The 2020-21 academic year brought a lot of attention – and grant money – to S&T’s steel research.
Today, more than 70% of steel in the U.S. is produced using the electric arc furnace (EAF) process to melt scrap and virgin iron, which is a more energy-efficient process than the traditional blast furnace/basic oxygen steelmaking process. But EAF steelmaking efficiency is dependent on many factors, and Ronald O’Malley, the F. Kenneth Iverson Chair Professor in Steelmaking Technologies, is leading a team of academic researchers and industry partners to develop new ways to save energy and costs related to EAF steel production by using fiber optic sensors. O’Malley is completing the negotiation for a $7.5 million grant from the U.S. Department of Energy to support the work.
“What’s exciting about this work is that these fiber optic systems traditionally have not been used in this kind of environment,” says O’Malley, who is director of the Kent D. Peaslee Steel Manufacturing Research Center. “We’re tailoring several types of fiber optic technologies for specific applications in different parts of the EAF.”
O’Malley says one method of protecting the EAF is to use the slag in the furnace to generate a slag foam that can cover the electric arc and shield the furnace side walls and roof from arc radiation. The fiber optic sensors detect hot spots as they develop, and the sensor outputs can be used to activate a flexible injection system that directs chemical energy from carbon and oxygen to generate slag foam as needed.
Missouri S&T is partnering in this research project with Arizona State University and Continuous Improvements Experts (CIX), which provides EAF training and optimization services for the steel industry. Steel producers Big River Steel, Commercial Metals Co., Gerdau and Nucor are also partners, along with industrial gas and technology provider Linde.

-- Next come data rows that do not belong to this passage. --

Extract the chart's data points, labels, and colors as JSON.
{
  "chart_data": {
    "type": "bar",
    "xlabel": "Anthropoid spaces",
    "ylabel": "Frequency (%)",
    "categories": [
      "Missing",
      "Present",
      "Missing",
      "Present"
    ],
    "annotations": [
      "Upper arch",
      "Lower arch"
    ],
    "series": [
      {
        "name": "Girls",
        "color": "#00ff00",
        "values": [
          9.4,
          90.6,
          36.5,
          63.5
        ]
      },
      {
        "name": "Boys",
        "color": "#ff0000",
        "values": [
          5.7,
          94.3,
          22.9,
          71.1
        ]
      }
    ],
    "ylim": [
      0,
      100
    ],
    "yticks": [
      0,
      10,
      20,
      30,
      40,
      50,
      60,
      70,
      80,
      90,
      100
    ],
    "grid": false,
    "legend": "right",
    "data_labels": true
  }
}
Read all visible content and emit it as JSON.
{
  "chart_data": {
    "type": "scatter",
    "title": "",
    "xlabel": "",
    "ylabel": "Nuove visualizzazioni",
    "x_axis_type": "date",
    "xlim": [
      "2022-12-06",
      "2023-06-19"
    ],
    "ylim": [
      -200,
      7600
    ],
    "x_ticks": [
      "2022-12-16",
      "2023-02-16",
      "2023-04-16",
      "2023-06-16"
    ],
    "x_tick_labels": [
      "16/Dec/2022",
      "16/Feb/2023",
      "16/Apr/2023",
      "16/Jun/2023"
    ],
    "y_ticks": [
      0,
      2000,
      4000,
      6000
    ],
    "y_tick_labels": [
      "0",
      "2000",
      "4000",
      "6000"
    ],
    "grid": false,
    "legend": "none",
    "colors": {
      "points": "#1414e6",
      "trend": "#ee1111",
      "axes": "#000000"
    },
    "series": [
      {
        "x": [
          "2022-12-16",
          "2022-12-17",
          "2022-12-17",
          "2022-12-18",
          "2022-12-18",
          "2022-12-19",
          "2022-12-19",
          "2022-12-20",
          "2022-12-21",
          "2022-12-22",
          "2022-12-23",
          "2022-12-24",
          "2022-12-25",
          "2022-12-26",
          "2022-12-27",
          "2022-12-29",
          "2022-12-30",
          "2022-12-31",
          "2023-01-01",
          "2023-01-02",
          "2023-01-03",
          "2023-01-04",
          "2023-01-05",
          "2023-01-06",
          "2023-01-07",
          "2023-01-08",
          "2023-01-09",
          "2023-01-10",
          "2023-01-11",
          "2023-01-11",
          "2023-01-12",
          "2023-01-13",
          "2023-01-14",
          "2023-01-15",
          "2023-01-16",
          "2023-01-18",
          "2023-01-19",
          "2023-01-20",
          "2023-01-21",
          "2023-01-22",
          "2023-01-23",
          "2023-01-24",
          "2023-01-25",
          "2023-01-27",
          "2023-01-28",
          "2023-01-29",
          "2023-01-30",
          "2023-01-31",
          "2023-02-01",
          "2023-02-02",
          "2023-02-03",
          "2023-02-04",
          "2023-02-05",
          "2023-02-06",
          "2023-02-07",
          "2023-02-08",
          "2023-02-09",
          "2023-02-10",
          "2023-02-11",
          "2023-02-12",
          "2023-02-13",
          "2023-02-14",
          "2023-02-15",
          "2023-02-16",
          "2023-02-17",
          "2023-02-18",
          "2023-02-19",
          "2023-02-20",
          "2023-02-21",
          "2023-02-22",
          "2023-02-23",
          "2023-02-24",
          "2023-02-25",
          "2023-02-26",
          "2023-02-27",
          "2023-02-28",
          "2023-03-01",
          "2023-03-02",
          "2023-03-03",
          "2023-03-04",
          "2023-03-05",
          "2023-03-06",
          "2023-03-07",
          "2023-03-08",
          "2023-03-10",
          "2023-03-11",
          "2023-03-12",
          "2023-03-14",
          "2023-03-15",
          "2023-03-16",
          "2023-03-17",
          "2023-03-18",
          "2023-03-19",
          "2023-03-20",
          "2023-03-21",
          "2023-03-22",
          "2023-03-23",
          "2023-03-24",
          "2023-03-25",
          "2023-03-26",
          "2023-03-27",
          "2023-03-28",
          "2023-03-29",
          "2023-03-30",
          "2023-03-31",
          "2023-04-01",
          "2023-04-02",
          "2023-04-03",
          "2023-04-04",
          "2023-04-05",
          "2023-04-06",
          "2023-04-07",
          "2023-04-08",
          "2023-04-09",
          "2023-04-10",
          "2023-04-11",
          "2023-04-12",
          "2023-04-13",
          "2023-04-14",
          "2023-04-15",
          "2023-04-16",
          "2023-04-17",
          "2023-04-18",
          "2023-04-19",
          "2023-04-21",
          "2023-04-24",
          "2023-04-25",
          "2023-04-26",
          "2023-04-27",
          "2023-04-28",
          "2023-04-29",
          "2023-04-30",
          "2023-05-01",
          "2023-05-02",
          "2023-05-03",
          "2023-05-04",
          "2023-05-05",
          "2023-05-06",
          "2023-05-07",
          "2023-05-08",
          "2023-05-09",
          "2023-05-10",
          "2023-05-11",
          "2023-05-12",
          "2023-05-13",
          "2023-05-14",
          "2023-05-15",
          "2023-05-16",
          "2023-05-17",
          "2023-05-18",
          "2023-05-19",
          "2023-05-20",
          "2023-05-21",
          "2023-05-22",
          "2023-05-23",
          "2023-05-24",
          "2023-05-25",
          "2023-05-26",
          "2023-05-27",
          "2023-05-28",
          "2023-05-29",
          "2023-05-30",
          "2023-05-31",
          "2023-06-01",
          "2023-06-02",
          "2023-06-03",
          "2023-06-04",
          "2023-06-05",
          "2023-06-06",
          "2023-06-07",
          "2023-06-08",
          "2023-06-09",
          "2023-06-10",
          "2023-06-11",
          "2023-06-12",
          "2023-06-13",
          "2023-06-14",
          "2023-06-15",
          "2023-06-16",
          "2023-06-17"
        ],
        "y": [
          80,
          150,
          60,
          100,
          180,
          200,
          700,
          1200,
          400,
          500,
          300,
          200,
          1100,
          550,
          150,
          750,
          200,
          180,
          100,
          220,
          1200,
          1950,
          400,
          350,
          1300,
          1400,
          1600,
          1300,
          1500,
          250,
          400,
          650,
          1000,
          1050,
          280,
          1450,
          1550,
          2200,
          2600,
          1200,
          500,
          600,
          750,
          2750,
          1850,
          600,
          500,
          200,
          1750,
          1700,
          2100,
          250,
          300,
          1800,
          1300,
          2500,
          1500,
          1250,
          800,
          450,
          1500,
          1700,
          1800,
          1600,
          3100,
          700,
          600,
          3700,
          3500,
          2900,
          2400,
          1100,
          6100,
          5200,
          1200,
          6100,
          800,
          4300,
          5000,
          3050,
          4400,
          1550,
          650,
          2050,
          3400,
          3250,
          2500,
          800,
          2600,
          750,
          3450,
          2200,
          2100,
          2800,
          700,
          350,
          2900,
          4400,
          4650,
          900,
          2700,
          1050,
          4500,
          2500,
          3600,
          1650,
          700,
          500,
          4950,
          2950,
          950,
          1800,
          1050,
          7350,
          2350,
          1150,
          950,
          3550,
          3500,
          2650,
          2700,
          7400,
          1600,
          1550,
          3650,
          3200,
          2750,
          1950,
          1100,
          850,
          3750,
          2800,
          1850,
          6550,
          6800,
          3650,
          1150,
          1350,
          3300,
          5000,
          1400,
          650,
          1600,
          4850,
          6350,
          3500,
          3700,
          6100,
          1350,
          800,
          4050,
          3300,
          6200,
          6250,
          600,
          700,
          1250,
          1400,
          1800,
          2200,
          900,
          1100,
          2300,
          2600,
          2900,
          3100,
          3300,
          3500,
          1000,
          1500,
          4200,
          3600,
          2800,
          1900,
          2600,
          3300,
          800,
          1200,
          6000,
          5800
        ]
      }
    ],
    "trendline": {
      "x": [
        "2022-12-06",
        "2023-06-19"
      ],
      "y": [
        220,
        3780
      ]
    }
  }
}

Laura Bartlett, the Robert V. Wolf Associate Professor in Metallurgical Engineering, is leading a multi-million dollar project to develop lightweight, ultra-high-strength steel for next-generation U.S. Army combat vehicles. Bartlett and her team are creating lightweight steels with strength-to-weight ratios as high as titanium alloys to improve blast resistance and lower transportation costs. Production would cost less than traditional steel and be more environmentally sustainable.
In addition, the project gives students an opportunity to learn commercial-scale steel processing at the Peaslee Center – experience that will be valuable for students who go on to careers in steel manufacturing.
“Missouri S&T offers one of only seven metallurgical engineering programs in the U.S.,” says Bartlett. “We also have a history of working with the military, so this research was a natural fit.”